Under Endurance Environmental Solutions, LLC, employers will once again have the heightened burden of showing under the “clear and unmistakable waiver” standard that the parties “unequivocally and specifically express[ed] their mutual intention to permit unilateral employer action with respect to a particular employment term.” In evaluating whether an employer has met this standard, the Board will review not only “the precise wording of the relevant contract provisions,” but also extrinsic evidence such as bargaining history, provided such evidence shows the specific issue was “fully discussed and consciously explored” during bargaining and that “the union consciously yielded or clearly and unmistakably waived its interest in the matter.” The Board specifically warned that “[m]anagement rights clauses that are couched in general terms and make no reference to any particular subject area will not be construed as waivers of the statutory right to bargain over a specific subject.” Further, the Board stated that even where an employer meets the difficult showing that a union waived the right to bargain over the decision to alter unit employees’ terms and conditions of employment, the employer still has a duty to bargain over the effects of that decision unless the employer proves otherwise.
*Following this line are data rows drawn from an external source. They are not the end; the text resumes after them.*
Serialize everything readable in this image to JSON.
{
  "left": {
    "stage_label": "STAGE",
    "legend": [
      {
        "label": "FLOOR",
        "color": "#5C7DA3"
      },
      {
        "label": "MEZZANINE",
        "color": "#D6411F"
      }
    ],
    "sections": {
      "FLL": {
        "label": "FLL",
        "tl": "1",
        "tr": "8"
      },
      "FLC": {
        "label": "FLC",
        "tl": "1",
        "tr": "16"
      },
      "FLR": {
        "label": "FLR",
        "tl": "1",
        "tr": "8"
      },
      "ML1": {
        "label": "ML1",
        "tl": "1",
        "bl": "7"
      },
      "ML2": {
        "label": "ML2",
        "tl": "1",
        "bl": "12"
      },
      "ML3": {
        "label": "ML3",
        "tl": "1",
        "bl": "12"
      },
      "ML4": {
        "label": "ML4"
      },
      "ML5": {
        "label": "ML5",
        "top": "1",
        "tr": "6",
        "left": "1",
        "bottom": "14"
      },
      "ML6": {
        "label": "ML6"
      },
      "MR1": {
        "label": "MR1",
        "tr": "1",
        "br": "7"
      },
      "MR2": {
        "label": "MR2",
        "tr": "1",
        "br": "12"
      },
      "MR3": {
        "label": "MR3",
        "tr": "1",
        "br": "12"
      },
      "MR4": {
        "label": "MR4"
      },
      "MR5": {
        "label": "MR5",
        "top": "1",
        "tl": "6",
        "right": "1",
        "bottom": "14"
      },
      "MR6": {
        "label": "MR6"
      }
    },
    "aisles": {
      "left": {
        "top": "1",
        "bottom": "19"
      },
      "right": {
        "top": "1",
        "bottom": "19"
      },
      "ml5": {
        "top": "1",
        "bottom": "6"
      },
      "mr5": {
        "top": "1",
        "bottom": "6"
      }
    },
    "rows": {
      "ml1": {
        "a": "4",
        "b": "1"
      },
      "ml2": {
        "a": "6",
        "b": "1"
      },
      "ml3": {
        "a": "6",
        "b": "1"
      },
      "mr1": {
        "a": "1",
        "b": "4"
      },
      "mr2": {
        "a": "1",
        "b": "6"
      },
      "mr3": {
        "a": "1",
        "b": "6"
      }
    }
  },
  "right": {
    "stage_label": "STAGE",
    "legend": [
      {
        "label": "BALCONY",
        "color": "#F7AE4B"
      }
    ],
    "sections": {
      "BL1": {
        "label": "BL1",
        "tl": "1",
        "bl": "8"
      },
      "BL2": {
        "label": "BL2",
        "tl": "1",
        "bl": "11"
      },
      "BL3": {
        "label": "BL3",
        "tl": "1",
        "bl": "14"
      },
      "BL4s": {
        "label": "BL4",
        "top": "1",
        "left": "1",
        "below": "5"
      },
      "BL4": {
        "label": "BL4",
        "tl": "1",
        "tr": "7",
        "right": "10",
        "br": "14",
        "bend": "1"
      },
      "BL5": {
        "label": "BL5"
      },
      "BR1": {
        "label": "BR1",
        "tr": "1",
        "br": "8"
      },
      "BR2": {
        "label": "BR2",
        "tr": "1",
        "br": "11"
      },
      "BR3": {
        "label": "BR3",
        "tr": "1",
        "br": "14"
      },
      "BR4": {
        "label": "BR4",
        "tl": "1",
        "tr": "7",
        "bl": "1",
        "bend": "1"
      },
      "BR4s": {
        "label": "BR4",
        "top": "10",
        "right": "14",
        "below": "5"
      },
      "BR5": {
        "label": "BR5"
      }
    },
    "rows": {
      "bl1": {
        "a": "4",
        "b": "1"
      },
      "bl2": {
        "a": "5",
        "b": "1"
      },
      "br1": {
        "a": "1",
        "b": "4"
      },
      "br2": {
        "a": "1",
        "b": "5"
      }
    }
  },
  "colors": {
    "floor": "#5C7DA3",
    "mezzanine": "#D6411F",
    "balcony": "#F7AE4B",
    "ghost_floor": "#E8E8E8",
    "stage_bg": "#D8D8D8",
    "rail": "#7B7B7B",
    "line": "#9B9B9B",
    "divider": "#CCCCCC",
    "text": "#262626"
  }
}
The Board acknowledged that the D.C. and Seventh Circuits disagree with the Board on this point. 

In his dissent, Board Member Kaplan admonished the majority’s opinion, finding the majority failed to cite to any “intervening development” that would justify overruling MV Transportation and concluding that the “clear and unmistakable waiver” standard improperly creates an “irrebuttable presumption” against unilateral action, thereby “undermining the Act’s fundamental policy of encouraging collective bargaining as a means of reducing industrial strife.” Member Kaplan argued that the contract coverage standard best effectuates the policies of the Act, is most consistent with long-standing Supreme Court precedent, and most properly recognizes management-rights provisions as a standard industrial practice serving the interests of employers, employees, and unions. Finally, Member Kaplan cautioned that abandonment of the “contract coverage” standard could render Board decisions unenforceable in the circuits that have rejected the “clear and unmistakable waiver” standard and lead to forum shopping.

Practical Implications

The Board’s return to the more onerous “clear and unmistakable waiver” standard will make it much more difficult for employers to make unilateral changes to terms and conditions of employment. When it comes to mandatory subjects of bargaining, employers should carefully review their collective bargaining agreements to confirm the presence of clear and specific language waiving the union’s right to bargain over the exact decision at issue prior to making any unilateral changes. Where a collective bargaining agreement does not include explicit language that waives the union’s right to bargain over a specific issue, employers should proceed with caution.  This decision also underscores the importance of seeking a robust management rights clause during collective bargaining negotiations, particularly in first contract negotiations, and keeping a clear record of negotiations, as bargaining history may be evidence of the union’s waiver. 

While the Board’s decision in Endurance Environmental Solutions, LLC may present new hurdles for employers, it may be fleeting. The incoming Trump administration will likely act swiftly in shaking up the composition of the current Board, which in turn may reverse many of its Biden-era decisions, and particularly those that rolled back Trump-era decisions. Indeed, the Senate recently rejected renomination of the current NLRB Chair Lauren McFerran to another term, meaning her term ended on December 16, 2024. The Trump administration will now have two vacancies to fill on the five-member Board, making it likely that we will see a Republican-majority Board in the near future. We will continue to monitor critical developments in this area.

Information contained in this publication is intended for informational purposes only and does not constitute legal advice or opinion, nor is it a substitute for the professional judgment of an attorney.